Transport would be fairly easy as they are within 2 miles of my house now.


----------



## Argee (Sep 17, 2003)

It would have to be one hell of a deal....tearing it down and reconstructing it seems like a huge investment of time.


----------



## farmallmaniac (Feb 16, 2004)

whats RCA?
Ryan


----------



## Chris (Sep 15, 2003)

raised center aisle ----


----------



## slipshod (Sep 19, 2003)

*Andy*

Are the barns timber framed or stick framed?


----------



## Ingersoll444 (Sep 17, 2003)

> _Originally posted by admin _
> *raised center aisle ---- *


AHHHHHHHHHHHHHH.

I was going to ask that myself, never heard it before.


----------



## Argee (Sep 17, 2003)

Yeah....I was waiting for the dog and the Victrola:lmao:


----------



## Chris (Sep 15, 2003)

Isn't it in your living room, Argee?
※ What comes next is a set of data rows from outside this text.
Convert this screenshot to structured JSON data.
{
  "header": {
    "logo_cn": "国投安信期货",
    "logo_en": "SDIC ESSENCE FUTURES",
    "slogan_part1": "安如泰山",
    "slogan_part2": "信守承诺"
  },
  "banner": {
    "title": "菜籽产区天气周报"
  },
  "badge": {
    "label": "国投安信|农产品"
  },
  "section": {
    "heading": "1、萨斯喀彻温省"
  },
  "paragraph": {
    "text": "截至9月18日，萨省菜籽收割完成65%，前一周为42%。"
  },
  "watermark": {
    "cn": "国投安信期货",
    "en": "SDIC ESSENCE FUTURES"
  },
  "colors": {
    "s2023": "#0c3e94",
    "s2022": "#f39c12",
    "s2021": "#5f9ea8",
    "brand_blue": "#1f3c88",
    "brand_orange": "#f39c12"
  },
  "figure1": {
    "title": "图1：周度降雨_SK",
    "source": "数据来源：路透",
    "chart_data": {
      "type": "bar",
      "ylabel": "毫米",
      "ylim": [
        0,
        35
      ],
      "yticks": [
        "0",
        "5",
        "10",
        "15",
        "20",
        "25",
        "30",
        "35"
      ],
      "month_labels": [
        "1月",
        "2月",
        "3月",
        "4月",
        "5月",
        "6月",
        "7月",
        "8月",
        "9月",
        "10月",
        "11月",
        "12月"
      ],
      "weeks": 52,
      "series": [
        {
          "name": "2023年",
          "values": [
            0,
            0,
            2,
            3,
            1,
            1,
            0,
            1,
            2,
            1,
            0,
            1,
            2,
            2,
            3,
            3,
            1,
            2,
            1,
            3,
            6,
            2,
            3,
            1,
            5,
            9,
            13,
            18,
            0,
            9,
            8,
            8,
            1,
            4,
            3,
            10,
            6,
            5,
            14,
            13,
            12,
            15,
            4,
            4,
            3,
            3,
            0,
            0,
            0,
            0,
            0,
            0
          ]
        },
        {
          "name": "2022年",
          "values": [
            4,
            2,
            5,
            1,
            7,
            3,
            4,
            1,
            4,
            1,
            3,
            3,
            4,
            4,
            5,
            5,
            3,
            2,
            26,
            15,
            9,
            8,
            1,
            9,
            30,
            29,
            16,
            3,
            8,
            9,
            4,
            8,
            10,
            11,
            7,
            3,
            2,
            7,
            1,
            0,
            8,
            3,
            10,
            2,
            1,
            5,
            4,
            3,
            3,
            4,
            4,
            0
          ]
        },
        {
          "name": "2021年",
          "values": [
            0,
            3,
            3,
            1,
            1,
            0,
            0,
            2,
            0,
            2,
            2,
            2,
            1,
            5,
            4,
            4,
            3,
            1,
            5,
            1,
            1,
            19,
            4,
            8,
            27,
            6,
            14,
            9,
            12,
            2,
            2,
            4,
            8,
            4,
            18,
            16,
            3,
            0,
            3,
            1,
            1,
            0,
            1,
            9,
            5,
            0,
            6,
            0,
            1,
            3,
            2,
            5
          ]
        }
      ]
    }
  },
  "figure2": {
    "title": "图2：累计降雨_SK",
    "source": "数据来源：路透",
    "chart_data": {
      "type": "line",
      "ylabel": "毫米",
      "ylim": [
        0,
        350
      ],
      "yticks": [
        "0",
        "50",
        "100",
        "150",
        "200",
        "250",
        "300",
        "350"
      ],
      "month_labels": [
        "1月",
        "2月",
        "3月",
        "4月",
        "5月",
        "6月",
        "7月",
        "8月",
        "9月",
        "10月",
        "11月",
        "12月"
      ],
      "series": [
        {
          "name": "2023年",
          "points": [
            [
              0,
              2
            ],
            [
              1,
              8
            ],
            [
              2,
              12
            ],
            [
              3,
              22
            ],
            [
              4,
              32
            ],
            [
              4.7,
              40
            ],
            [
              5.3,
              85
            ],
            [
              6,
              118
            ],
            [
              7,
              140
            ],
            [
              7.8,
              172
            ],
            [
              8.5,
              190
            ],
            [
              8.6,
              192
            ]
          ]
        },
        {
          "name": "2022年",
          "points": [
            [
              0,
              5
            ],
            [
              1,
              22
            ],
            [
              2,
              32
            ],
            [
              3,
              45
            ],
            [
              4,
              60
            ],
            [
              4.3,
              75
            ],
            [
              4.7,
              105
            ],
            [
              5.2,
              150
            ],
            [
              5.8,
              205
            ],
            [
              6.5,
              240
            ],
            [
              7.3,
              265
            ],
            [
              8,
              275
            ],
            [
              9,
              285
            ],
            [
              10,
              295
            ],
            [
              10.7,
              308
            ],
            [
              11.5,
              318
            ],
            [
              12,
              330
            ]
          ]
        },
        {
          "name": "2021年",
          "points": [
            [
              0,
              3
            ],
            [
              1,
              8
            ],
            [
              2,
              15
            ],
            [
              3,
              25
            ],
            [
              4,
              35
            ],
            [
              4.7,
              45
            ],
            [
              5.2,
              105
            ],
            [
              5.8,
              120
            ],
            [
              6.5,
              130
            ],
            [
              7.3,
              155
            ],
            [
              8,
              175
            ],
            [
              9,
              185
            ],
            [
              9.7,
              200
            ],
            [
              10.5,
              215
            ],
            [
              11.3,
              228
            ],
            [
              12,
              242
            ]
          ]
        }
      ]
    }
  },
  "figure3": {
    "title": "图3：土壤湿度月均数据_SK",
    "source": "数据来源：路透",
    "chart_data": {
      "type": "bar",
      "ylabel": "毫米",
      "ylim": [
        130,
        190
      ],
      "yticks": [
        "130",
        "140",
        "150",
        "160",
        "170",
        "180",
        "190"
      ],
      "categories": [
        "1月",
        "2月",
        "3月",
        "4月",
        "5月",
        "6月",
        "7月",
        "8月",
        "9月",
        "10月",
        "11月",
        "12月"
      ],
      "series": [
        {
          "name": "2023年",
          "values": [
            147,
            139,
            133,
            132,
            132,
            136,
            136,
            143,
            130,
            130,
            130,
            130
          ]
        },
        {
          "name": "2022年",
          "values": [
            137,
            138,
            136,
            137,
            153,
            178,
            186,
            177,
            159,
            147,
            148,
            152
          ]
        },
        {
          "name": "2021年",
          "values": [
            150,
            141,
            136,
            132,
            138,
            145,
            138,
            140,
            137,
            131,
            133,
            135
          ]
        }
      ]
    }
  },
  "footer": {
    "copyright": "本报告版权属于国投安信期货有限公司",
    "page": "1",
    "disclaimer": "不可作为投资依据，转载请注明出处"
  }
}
Go check.    

HAHAHAHA

Stick framed from what I can tell --- very well built though. Massive barns. I will try to take some pics and let you guys offer more opinions.


----------



## Argee (Sep 17, 2003)

> _Originally posted by admin _
> *Isn't it in your living room, Argee? Go check.
> 
> HAHAHAHA
> ...


I wish I had one in my living room...That would mean I collected things that had real value:money:


----------